Long-Distance Care

2010 June 11

The farther you are (and feel) from another person, the more words you need to connect with them.  Think about it: You go to a party and you meet someone new. Words, in the form of questions, begin to flow: ‘What do you do?’ ‘Where are you from?’ ‘What are your hobbies?’ Words, words, words.  But, sitting next to your spouse or partner late at night, holding hands, words seem out of place and even necessary.

Unfortunately, most of us have to care, long-distance, for someone we love who is bedridden.  Hundreds or even thousands of miles of long-distances. Phones allow us to connect with our bedridden loved ones, but they only allow us to connect through words. Silence is not allowed in a telephone conversation.  Silence means awkwardness on a phone, to be followed by, ‘Hello, are you there?’  Long-distance care compels us to bridge the distance through the use of the right words so the person we so care about on the other end of the phone will perfectly understand the depth of our care for them.

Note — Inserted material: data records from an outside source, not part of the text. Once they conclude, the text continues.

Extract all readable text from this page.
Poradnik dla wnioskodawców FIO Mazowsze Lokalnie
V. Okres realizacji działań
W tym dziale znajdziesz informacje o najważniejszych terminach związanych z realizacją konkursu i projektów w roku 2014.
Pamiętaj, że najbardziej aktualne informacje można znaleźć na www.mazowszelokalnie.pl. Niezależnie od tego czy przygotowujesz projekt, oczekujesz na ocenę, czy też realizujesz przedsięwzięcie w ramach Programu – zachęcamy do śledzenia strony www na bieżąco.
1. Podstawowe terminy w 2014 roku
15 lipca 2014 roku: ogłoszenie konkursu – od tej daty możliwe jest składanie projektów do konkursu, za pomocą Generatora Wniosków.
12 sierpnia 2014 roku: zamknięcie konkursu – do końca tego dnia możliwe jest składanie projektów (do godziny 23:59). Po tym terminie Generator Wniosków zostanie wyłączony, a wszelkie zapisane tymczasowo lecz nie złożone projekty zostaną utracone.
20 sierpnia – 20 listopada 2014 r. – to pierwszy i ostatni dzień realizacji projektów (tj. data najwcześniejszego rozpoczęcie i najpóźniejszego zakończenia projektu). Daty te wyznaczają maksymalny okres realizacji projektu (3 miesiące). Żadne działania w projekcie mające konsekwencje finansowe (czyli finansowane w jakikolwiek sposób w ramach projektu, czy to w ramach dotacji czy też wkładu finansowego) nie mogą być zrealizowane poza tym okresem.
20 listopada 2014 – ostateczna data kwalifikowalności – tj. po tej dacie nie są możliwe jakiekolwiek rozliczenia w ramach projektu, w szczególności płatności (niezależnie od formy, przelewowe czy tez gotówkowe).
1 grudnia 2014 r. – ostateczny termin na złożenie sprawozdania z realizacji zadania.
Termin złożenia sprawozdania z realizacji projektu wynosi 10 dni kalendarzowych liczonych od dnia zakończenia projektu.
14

Long-distance caring devices like phones put too much emphasis on words because there are no right words. It is much harder to care for someone with words than it is with your presence. Holding your loved one’s hand says all that you need to say. It says ‘I love you.’ ‘I value you.’ ‘I’m here for you.’ ‘I hurt with you.’ ‘There’s no other place I’d rather be than with you.’ ‘You are not alone.’

How many words would it take to express these same sentiments, thousands of miles away from your loved one, connected only by a cell phone and an overwhelming desire to make sure the person you care about fully comprehends the depth of your care?

I know that in the world we live in, few of us are able to care for our ill or bedridden loved ones in the same space. Jobs and obligations require us to be everywhere but where we most want to be. But just remember, the next time you pick up the phone to express your care for a loved one, don’t let the medium of the telephone force you into thinking you have to say the perfect words in just the right way that your loved one will fully understand how much you care for them. There are no right words. If you understand this important contradiction before you dial, you won’t hang up feeling emptier than you did before you made the call.